Pixies Hall is a Grade II listed building in the Dartmoor National Park local planning authority area, England. First listed on 27 May 1986. Country house.
Pixies Hall
- WRENN ID
- kindled-cellar-spring
- Grade
- II
- Local Planning Authority
- Dartmoor National Park
- Country
- England
- Date first listed
- 27 May 1986
- Type
- Country house
- Source
- Historic England listing
Description
Pixies Hall is a small country house built in 1928 by Fred Harild of Totnes, who trained under Sir Edwin Lutyens. The house's drawings were exhibited at the Royal Academy in 1929. It is constructed from Devonian limestone rubble and features a thatched hipped roof with deep eaves, eyebrow dormers, and boarded soffits. The building has large end chimney stacks with set-offs and rendered shafts, and the chimney breast on the north end has a window at ground level. There is one axial ridge stack that is off-centre.

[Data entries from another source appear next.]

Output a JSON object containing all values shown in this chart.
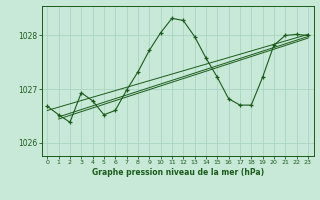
{
  "bg_color": "#c8e8d8",
  "plot_bg_color": "#c8e8d8",
  "grid_color": "#aad4c4",
  "line_color": "#1a5c1a",
  "xlabel": "Graphe pression niveau de la mer (hPa)",
  "ylim": [
    1025.75,
    1028.55
  ],
  "xlim": [
    -0.5,
    23.5
  ],
  "yticks": [
    1026,
    1027,
    1028
  ],
  "xticks": [
    0,
    1,
    2,
    3,
    4,
    5,
    6,
    7,
    8,
    9,
    10,
    11,
    12,
    13,
    14,
    15,
    16,
    17,
    18,
    19,
    20,
    21,
    22,
    23
  ],
  "main_line": [
    [
      0,
      1026.68
    ],
    [
      1,
      1026.52
    ],
    [
      2,
      1026.38
    ],
    [
      3,
      1026.93
    ],
    [
      4,
      1026.78
    ],
    [
      5,
      1026.52
    ],
    [
      6,
      1026.6
    ],
    [
      7,
      1026.98
    ],
    [
      8,
      1027.32
    ],
    [
      9,
      1027.72
    ],
    [
      10,
      1028.05
    ],
    [
      11,
      1028.32
    ],
    [
      12,
      1028.28
    ],
    [
      13,
      1027.98
    ],
    [
      14,
      1027.58
    ],
    [
      15,
      1027.22
    ],
    [
      16,
      1026.82
    ],
    [
      17,
      1026.7
    ],
    [
      18,
      1026.7
    ],
    [
      19,
      1027.22
    ],
    [
      20,
      1027.82
    ],
    [
      21,
      1028.0
    ],
    [
      22,
      1028.02
    ],
    [
      23,
      1028.0
    ]
  ],
  "trend_line1": [
    [
      0,
      1026.6
    ],
    [
      23,
      1028.02
    ]
  ],
  "trend_line2": [
    [
      1,
      1026.48
    ],
    [
      23,
      1027.98
    ]
  ],
  "trend_line3": [
    [
      1,
      1026.44
    ],
    [
      23,
      1027.95
    ]
  ],
  "figsize": [
    3.2,
    2.0
  ],
  "dpi": 100
}
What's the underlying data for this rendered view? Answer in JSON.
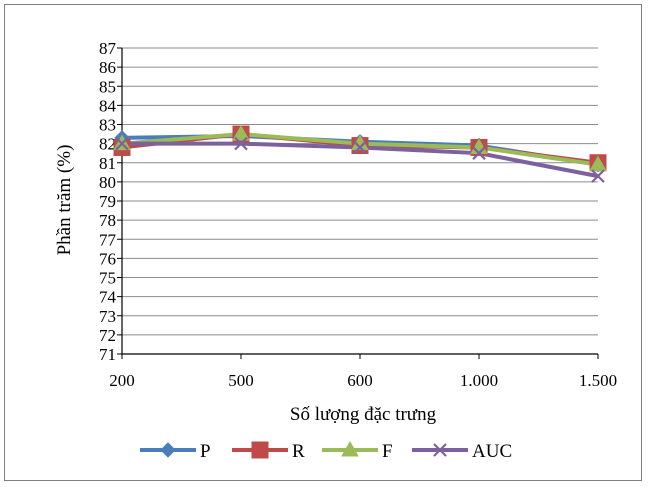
{
  "chart_data": {
    "type": "line",
    "categories": [
      "200",
      "500",
      "600",
      "1.000",
      "1.500"
    ],
    "series": [
      {
        "name": "P",
        "color": "#4a7ebb",
        "marker": "diamond",
        "values": [
          82.3,
          82.4,
          82.1,
          81.9,
          80.9
        ]
      },
      {
        "name": "R",
        "color": "#be4b48",
        "marker": "square",
        "values": [
          81.8,
          82.5,
          81.9,
          81.8,
          81.0
        ]
      },
      {
        "name": "F",
        "color": "#9bbb59",
        "marker": "triangle",
        "values": [
          82.0,
          82.5,
          82.0,
          81.8,
          80.9
        ]
      },
      {
        "name": "AUC",
        "color": "#7d60a0",
        "marker": "x",
        "values": [
          82.0,
          82.0,
          81.8,
          81.5,
          80.3
        ]
      }
    ],
    "xlabel": "Số lượng đặc trưng",
    "ylabel": "Phần trăm (%)",
    "ylim": [
      71,
      87
    ],
    "yticks": [
      "87",
      "86",
      "85",
      "84",
      "83",
      "82",
      "81",
      "80",
      "79",
      "78",
      "77",
      "76",
      "75",
      "74",
      "73",
      "72",
      "71"
    ],
    "grid": true,
    "legend": "bottom"
  }
}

Designed in a vernacular revival style, the house has a slightly curved, almost butterfly plan with symmetrical elevations and stands two storeys tall. The entrance front is located on the opposite side, featuring a central round arch entrance porch with a recessed doorway and a wide eyebrow dormer above. Flanking this are two short hipped-roof wings, with their thatched roofs sloping down to a lower level; the right-hand wing is supported by a square pier over a small verandah.
The garden front, which is on the concave side, has wide eyebrows at the centre above a glazed door with sidelights and a stone hood mould. This is flanked by straight-headed lancets and stone ovolo-moulded cross mullion transom windows, with a 5-light window on the left and a 3-light window on the right. All windows are casements with leaded panes in iron frames, and there is slate weathering to the lintels. The doors are made of nail-studded oak.
Inside, the house retains much of its original character, featuring an ovolo moulded ceiling and joists with butt-staps. The original nail-studded oak plank doors have cover moulds. The stone newel staircase has a wooden balustrade at the top and a tapered newel post that rises to a lamp standard. The hall floor is tiled with stone, and the dining room has a stone Tudor-arch chimneypiece. In the drawing room, there is a large open fireplace with a plain wooden chimneypiece featuring a segmental arch and a mantel shelf.